Les Dangers Du Credit Par Reserve D'argent

Les Dangers Du Credit Par Reserve D'argent

le credit renouvelable favorise le surendettementCombien de temps faudra-t-il attendre avant d'assainir le secteur du crédit ?

Il est difficile de se mettre en tête qu'un jour, nos sociétés seraient capables de totalement s'émanciper du système bancaire actuel. Et c'est évident, vu qu'aucune autre solution fiable et pérenne ne soit encore capable de s'imposer à grande échelle. Sans crédit, pas de créations d'emplois, d'achats immobiliers ou encore d'achats d'automobiles neuves. En somme, une situation économique cauchemardesque. Bien que l'enjeu ne soit pas de contester le fondement même de l'endettement, la prolifération du crédit à la consommation et ses conséquences mortifères sur les familles est cependant un phénomène beaucoup plus alarmant.

En quoi le prêt renouvelable pose-t-il problème ?

Certaines opérations ne peuvent se passer du crédit bancaire pour leur concrétisation (création d'entreprise, chantiers, recherche, achat d'un appartement etc.). Le crédit personnel est bien sûr incontournable quand il faut financer l'achat d'une automobile, des rénovations ou une formation supérieure. En fait, le crédit est peu critiqué lorsqu'il permet de concrétiser un projet bien défini et qui soit utile pour un individu ou pour une communauté (si toutefois le taux d'intérêt reste correct). Si le projet de l'emprunteur est sérieux et qu'il apporte en plus les éléments requis pour persuader son banquier, il ne devrait pas avoir de problèmes à obtenir son prêt. Un type de crédit est pourtant montré du doigt par les associations de consommateurs : les prêts renouvelables. De par un taux astronomique et un système de reconstitution de la réserve, le crédit revolving peut présenter des effets extrêmement dévastateurs sur les finances d'un ménage s'il n'est pas utilisé avec précaution. Ce crédit est facile à obtenir et il est la plupart du temps utilisé par les consommateurs pour payer leur note à l'aide d'une carte de crédit mise à disposition pour l'occasion. Le soucis, c'est que l'utilisateur de la carte est parfois enclin à se servir de cette réserve comme s'il s'agissait ici de son propre argent pour finalement se laisser aller à des achats sans utilité et à taux très salé. Si le gouvernement a légèrement encadré cette pratique avec les lois Lagarde et Hamon (sans trop de conséquences pour les sociétés de crédit), c'est bien sur le chemin de la suppression totale que devront se diriger les pouvoirs publics dans un futur proche.

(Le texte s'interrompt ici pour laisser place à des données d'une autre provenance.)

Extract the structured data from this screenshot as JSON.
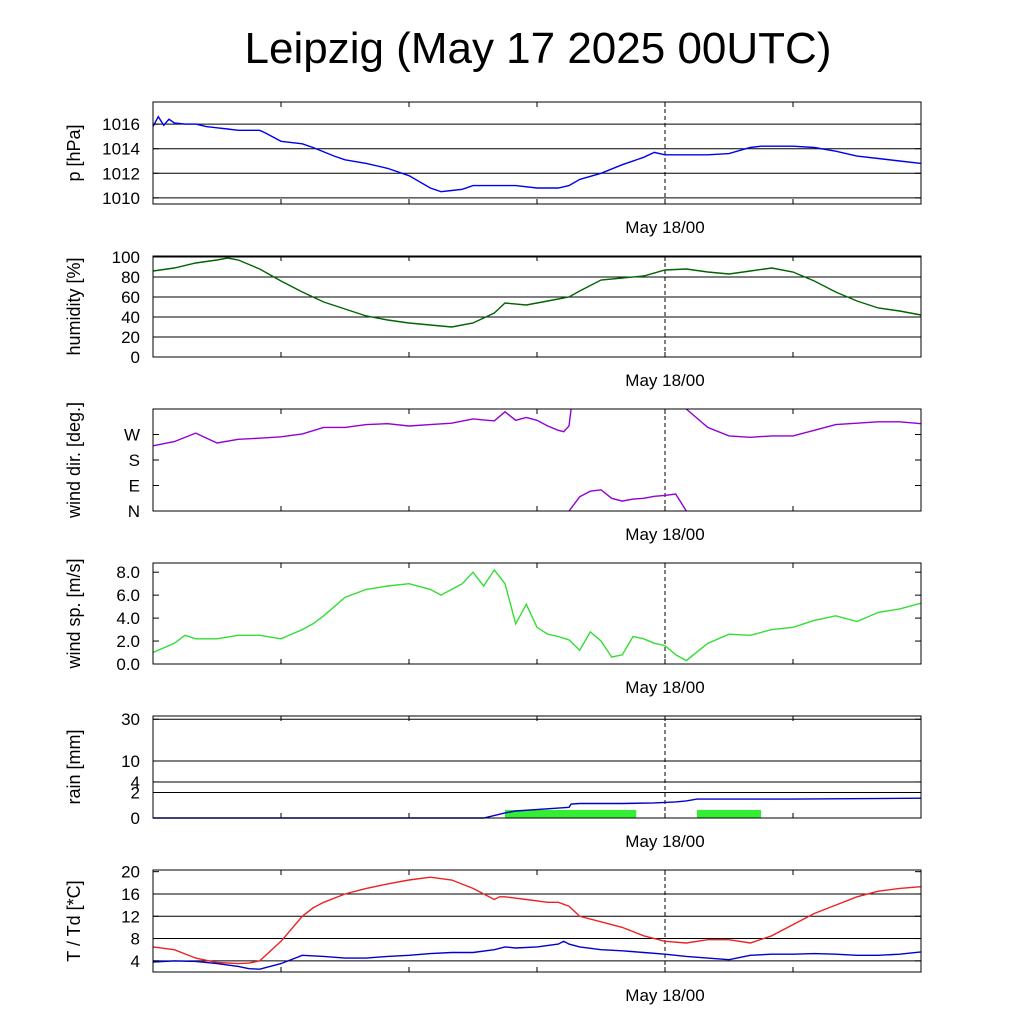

Cette décision devrait inciter les prêteurs à mener une réflexion sur de nouvelles formules de crédit moins addictives.

Si les prêteurs ne jouent pas le jeu, comment relancer la distribution de financements ?

Dans un premier temps, l'arrêt de la réserve d'argent ne serait pas une bonne nouvelle pour la grande distribution et les commerçants en général. Pour satisfaire l'envie de s'offrir des objets d'ameublement ou des appareils électroniques, beaucoup de consommateurs utilisent le crédit renouvelable. Malheureusement, rien ne dit que les établissements financiers seraient d'accord pour se mettre aux micro-crédits pour compenser la disparition du crédit renouvelable.
L’État devra alors trouver assez vite des solutions d'urgence.

L'idée première serait que l’État aide les grandes chaînes de magasins afin qu'elles lancent leur propre organisme de financement. À terme, l'objectif serait de pouvoir proposer un crédit dédié à l'achat et dont le taux serait indexé sur le prêt personnel du marché (mais limité). Le contrôle pourrait être attribué à une entreprise nouvellement créée ou alors à une société spécialisée dans le prêt à la consommation et les responsables auraient un large pouvoir de décision. Si l'acheteur voit sa demande de prêt approuvée, il pourra décider librement (sous conditions toutefois) le niveau de ses futures échéances. En se regroupant, les distributeurs auraient plus à y gagner et les acheteurs pourront faire des économies d'intérêts.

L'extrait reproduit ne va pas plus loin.